Layered Architecture
Enterprise Robot Framework automation stays maintainable when tests stay thin, keywords express behavior, and technical detail lives in libraries and infrastructure. A five-layer model maps cleanly to folders, imports, and code review boundaries.
Five layers (top to bottom)
| Layer | Typical artifacts | Responsibility |
|---|---|---|
| Test | .robot suites under tests/ |
What to verify: scenarios, data sets, tags, acceptance criteria. No low-level wiring. |
| Keyword | .resource (or shared .robot) under resources/ |
How users and testers describe steps: composed, readable keywords (often page/feature oriented). |
| Service | Python helpers + RF libraries wrapping APIs, DB, messaging | How the system works at integration boundaries: clients, DTO mapping, retries, domain rules too heavy for RF syntax. |
| Core | Shared utilities, constants, small pure functions | Cross-cutting logic used by services (parsing, crypto helpers, validators) without I/O when possible. |
| Infrastructure | Drivers, config loaders, secrets, CI hooks, containers | Communication with the world: HTTP/Selenium/Appium adapters, env-specific endpoints, logging setup. |
Lower layers must not import or call test suites upward. Dependency direction: tests → resources → libraries (+ core) → infra adapters.
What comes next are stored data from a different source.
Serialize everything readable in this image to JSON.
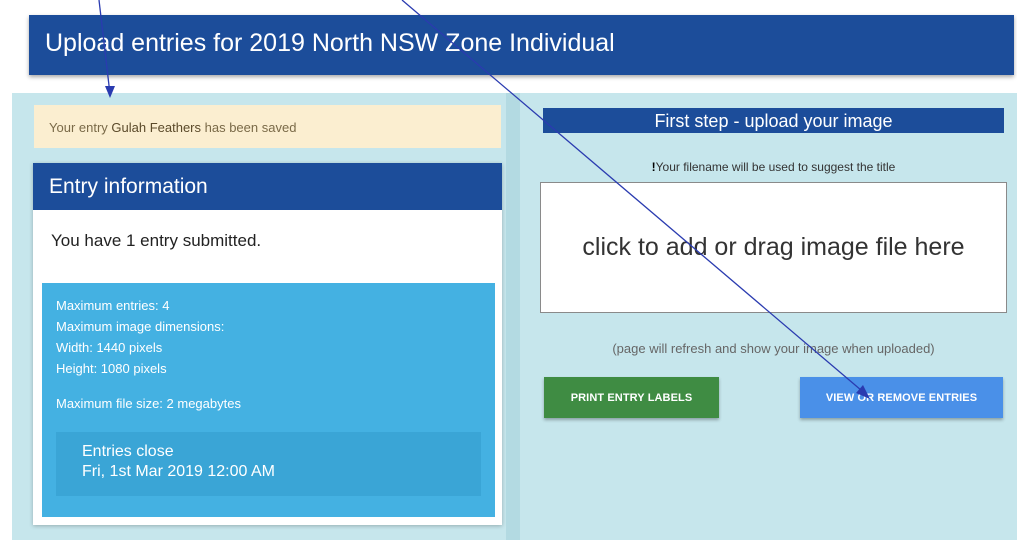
{
  "page": {
    "title": "Upload entries for 2019 North NSW Zone Individual"
  },
  "alert": {
    "prefix": "Your entry ",
    "entry_name": "Gulah Feathers",
    "suffix": " has been saved"
  },
  "entry_info": {
    "heading": "Entry information",
    "summary": "You have 1 entry submitted.",
    "limits": {
      "max_entries": "Maximum entries: 4",
      "max_dimensions": "Maximum image dimensions:",
      "width": "Width: 1440 pixels",
      "height": "Height: 1080 pixels",
      "max_file_size": "Maximum file size: 2 megabytes"
    },
    "close": {
      "label": "Entries close",
      "date": "Fri, 1st Mar 2019 12:00 AM"
    }
  },
  "upload": {
    "heading": "First step - upload your image",
    "note_mark": "!",
    "note": "Your filename will be used to suggest the title",
    "dropzone_text": "click to add or drag image file here",
    "refresh_note": "(page will refresh and show your image when uploaded)"
  },
  "buttons": {
    "print": "PRINT ENTRY LABELS",
    "view": "VIEW OR REMOVE ENTRIES"
  },
  "colors": {
    "header_blue": "#1c4d9a",
    "panel_bg": "#c6e6ec",
    "alert_bg": "#fbeed0",
    "limits_bg": "#44b1e2",
    "print_green": "#3f8c43",
    "view_blue": "#4a90e8",
    "annotation_arrow": "#2a3bb0"
  }
}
Separation of concerns (quick reference)
| Concern | Owns it | Should not own it |
|---|---|---|
| Scenario intent | Test layer | Selector strings, raw HTTP paths, SQL |
| Readable workflow | Keyword layer | One-off test assertions mixed with UI locators in every suite |
| System integration | Service / library layer | Business “story” duplication across suites |
| Env & tooling | Infrastructure | Application business rules |
Example directory layout
project/
├── tests/ # .robot test files
├── resources/ # .resource keyword files
├── libraries/ # Custom Python libraries
├── data/ # Test data (YAML, CSV, JSON)
├── config/ # Environment configs
└── results/ # Output (gitignored)
Keep generated output (log.html, report.html, output.xml) out of version control; point robot output to results/ in CI and locally.
Resource file vs Python library
Use .resource / keywords |
Use Python library |
|---|---|
| Composing existing keywords, Gherkin-style flows, readable abstractions | Non-trivial algorithms, heavy data transforms, shared code with unit tests |
| Team members who prefer RF syntax | Strong typing, IDE refactoring, performance-critical loops |
| Thin wrappers around one library keyword | Direct use of third-party SDKs (HTTP client, DB driver) |
Rule of thumb: if it is mostly “call A, then B, assert C” using existing building blocks, keep it in a resource. If you need classes, exceptions, or many branches, use Python and expose a small keyword surface.
Dependency management
Avoid a bare, unpinned requirements.txt for automation code that ships with your product.
| Approach | Why |
|---|---|
uv + uv.lock |
Fast installs, reproducible CI, simple uv sync in pipelines |
Poetry (poetry.lock) |
Mature lockfile workflow, good for larger Python ecosystems |
Pin Robot Framework, libraries (e.g. robotframework-seleniumlibrary), and linters (e.g. robotframework-robocop) in the same manifest so local and CI runs match.
Minimal pyproject.toml sketch (uv)
[project]
name = "acme-rf-tests"
version = "0.1.0"
requires-python = ">=3.11"
dependencies = [
"robotframework>=7.0",
]
[tool.uv]
dev-dependencies = [
"robotframework-robocop>=5.0",
]
Run: uv lock then uv sync. Invoke Robot with uv run robot --outputdir results tests/.
Practical checklist
- [ ] Tests import only keywords/resources, not raw infra modules.
- [ ] No circular imports between resources; split shared keywords by domain.
- [ ] Libraries expose few, stable keywords; hide implementation details.
- [ ] Config and secrets loaded once per layer (infra), passed down—not hardcoded in tests.